In the second, but similar example, the webservice accepts Charonia variegata for Charonia sequenzae. Saving the taxon without selecting the matching species will create a species in the classification that does not match the taxon name, which will make it difficult for users to find specimens.
Create Classification by Cloning Local Source
Often it is convenient to clone an existing classification into a new taxon. From the main menu select Search/Taxonomy and search for the Taxon Name you want to clone. In this case, we want to add the taxon Astele stenomphala E. A. Smith, 1898, and we know that the higher classification for the genus Astele is accurate. We will click on [Clone Classification as new name].

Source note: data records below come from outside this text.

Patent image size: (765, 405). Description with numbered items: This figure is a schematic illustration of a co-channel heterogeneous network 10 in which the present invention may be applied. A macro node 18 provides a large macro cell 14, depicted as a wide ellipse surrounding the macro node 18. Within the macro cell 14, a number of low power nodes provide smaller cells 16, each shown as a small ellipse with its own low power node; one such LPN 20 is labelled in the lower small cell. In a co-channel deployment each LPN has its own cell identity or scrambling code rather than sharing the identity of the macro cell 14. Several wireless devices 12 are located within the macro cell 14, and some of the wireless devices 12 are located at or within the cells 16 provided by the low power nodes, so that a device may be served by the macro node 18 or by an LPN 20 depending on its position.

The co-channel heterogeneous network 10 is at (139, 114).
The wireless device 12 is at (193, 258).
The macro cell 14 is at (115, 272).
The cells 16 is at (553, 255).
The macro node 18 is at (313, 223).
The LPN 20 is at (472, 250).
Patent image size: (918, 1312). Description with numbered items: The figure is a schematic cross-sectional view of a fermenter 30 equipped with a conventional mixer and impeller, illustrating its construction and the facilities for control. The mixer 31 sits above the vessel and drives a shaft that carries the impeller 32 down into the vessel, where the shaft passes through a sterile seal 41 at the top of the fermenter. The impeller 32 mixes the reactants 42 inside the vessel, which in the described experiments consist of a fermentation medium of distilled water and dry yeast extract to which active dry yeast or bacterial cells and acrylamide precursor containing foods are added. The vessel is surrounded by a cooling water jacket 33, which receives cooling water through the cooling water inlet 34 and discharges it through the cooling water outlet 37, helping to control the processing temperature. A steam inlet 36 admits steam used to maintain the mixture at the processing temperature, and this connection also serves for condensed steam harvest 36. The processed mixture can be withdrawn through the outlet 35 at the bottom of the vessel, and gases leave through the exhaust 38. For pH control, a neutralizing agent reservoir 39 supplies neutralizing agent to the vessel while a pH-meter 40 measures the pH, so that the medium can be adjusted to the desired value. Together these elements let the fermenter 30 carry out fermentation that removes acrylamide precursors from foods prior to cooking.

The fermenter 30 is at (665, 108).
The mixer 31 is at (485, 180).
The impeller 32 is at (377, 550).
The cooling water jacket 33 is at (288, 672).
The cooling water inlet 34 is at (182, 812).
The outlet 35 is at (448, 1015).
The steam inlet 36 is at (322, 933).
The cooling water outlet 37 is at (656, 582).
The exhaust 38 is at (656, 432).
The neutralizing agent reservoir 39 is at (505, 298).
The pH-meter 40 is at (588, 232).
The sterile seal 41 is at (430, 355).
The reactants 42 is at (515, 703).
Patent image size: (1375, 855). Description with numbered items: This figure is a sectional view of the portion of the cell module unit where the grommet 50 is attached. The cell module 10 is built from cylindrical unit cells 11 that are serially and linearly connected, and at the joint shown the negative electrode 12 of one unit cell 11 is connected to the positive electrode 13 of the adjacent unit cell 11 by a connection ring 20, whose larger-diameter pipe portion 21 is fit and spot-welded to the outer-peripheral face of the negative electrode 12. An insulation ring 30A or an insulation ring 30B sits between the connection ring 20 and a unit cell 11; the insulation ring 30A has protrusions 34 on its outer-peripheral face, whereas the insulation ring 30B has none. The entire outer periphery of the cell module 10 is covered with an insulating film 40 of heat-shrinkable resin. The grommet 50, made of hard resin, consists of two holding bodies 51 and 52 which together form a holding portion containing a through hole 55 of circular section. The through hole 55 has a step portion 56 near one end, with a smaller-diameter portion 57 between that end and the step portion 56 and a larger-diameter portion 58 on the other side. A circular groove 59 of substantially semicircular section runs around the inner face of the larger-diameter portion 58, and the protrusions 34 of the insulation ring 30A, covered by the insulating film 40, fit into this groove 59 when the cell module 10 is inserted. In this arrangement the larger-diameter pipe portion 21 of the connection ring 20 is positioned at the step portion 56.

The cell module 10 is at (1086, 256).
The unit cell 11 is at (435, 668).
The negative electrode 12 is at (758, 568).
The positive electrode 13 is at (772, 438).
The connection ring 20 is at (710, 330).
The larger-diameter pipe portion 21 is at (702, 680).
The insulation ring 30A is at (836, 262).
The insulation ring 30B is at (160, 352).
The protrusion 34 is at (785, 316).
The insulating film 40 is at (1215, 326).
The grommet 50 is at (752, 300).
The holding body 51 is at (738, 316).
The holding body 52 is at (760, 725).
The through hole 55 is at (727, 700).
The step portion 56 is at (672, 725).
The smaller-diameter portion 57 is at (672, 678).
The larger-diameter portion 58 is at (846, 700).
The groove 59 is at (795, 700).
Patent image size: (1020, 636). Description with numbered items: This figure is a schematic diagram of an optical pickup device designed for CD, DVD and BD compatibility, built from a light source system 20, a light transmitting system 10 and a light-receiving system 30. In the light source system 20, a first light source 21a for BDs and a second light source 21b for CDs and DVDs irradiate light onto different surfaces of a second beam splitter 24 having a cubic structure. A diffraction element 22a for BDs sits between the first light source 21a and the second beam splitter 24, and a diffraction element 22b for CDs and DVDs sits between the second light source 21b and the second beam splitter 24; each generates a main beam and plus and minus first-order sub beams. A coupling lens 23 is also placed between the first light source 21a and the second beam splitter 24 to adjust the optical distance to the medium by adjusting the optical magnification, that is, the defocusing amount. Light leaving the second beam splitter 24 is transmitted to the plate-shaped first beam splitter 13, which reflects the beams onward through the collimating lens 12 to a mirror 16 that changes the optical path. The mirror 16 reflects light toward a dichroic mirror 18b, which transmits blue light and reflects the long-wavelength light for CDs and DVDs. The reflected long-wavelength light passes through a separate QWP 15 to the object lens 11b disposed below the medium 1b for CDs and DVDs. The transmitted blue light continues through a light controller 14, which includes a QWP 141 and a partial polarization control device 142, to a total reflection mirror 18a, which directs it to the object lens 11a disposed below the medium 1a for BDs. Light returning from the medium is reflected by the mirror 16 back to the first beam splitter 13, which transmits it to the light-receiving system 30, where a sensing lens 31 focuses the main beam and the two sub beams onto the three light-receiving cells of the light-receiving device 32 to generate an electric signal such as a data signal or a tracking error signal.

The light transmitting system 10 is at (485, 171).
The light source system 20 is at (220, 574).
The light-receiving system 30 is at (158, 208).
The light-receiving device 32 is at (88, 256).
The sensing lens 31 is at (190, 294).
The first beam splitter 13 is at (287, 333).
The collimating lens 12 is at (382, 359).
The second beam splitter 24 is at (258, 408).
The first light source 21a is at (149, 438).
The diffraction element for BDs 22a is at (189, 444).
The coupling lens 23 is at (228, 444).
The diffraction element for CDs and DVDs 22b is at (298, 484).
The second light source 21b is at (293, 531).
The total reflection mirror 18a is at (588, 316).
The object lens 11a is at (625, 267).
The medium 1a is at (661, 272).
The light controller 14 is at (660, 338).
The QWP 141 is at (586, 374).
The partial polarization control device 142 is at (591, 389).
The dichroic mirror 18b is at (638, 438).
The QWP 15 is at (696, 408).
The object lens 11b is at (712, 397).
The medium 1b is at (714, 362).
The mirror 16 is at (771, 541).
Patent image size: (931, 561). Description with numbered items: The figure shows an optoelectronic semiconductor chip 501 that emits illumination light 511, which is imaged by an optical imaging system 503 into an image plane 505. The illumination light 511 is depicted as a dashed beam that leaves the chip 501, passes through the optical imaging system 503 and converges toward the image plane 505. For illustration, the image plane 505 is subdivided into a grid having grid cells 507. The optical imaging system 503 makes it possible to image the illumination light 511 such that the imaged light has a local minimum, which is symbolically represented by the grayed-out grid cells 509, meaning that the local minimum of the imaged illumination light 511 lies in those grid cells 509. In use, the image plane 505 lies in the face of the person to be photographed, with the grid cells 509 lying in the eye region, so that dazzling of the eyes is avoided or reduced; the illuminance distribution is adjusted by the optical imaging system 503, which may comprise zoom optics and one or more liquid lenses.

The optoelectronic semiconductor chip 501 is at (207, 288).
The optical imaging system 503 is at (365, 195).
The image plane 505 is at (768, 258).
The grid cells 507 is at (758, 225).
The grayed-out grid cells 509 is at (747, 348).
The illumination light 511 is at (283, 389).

On the next screen, we will enter just the species name without the author. In this case we selected “create name with cleaned classification” because of changes in the non-classification data. As always, be certain to read the information outlined in red as it can help you avoid many errors.
On the following screen, the nomenclatural code has already been entered by Arctos.
We will need to add rows to the Classifications Metadata table for the 1) author 2) taxon status 3) source and 4) any other remarks.
We also will pull the species name to the bottom of the classification list. Arctos has cloned the higher classification terms from Astele.
Click “Save Edits” then [View Taxon Page] to review your new taxon.
Create Classification manually
If there is no webservice or local classification to clone, you can create the classification from scratch. Follow the above instructions to create the taxon name but select “Create Classification.”
All fields will be blank. Follow the instructions to create the classification for your taxon from kingdom through species plus the non-classification terms then click “Create Classification.” You will be able to edit your classification as needed until you are satisfied with each field.